Le syndrome des ovaires polykystiques est fréquent, mais il se présente de manière très variable. Reconnaître les symptômes, poser un diagnostic rigoureux et choisir une prise en charge adaptée permettent d’améliorer la qualité de vie et de prévenir certaines complications. Si vous vous reconnaissez dans ces signes, parlez-en à un professionnel de santé.

FAQ

Le SOPK empêche-t-il toujours une grossesse ?

Non. Le SOPK peut rendre l’ovulation plus irrégulière, mais il n’empêche pas systématiquement une grossesse. Une évaluation médicale aide à adapter la prise en charge selon le projet de grossesse.

Faut-il absolument avoir des ovaires “polykystiques” à l’échographie pour avoir un SOPK ?

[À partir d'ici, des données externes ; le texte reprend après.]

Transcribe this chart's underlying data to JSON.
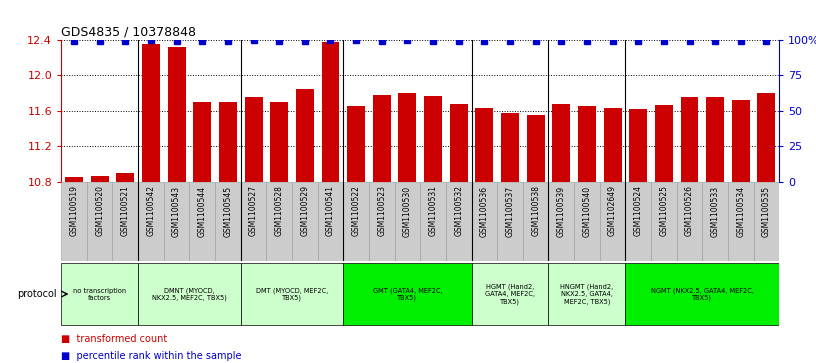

Non. L’échographie peut aider, mais le diagnostic repose sur un ensemble de critères cliniques et biologiques. Certaines patientes ont un SOPK sans aspect typique à l’imagerie.

Le SOPK est-il lié au poids ?

Pas forcément. Certaines patientes ont un surpoids, d’autres non. Le poids peut influencer certains symptômes et le risque métabolique, mais il ne suffit pas à lui seul pour poser le diagnostic.

Quels spécialistes peuvent suivre un SOPK ?

Un médecin généraliste, un gynécologue, un endocrinologue ou un spécialiste de la fertilité peuvent participer au suivi, selon les symptômes et les objectifs de la patiente.

Le SOPK se guérit-il ?

Le SOPK ne se “guérit” pas toujours au sens strict, mais ses symptômes peuvent souvent être mieux contrôlés grâce à une prise en charge adaptée et suivie dans le temps.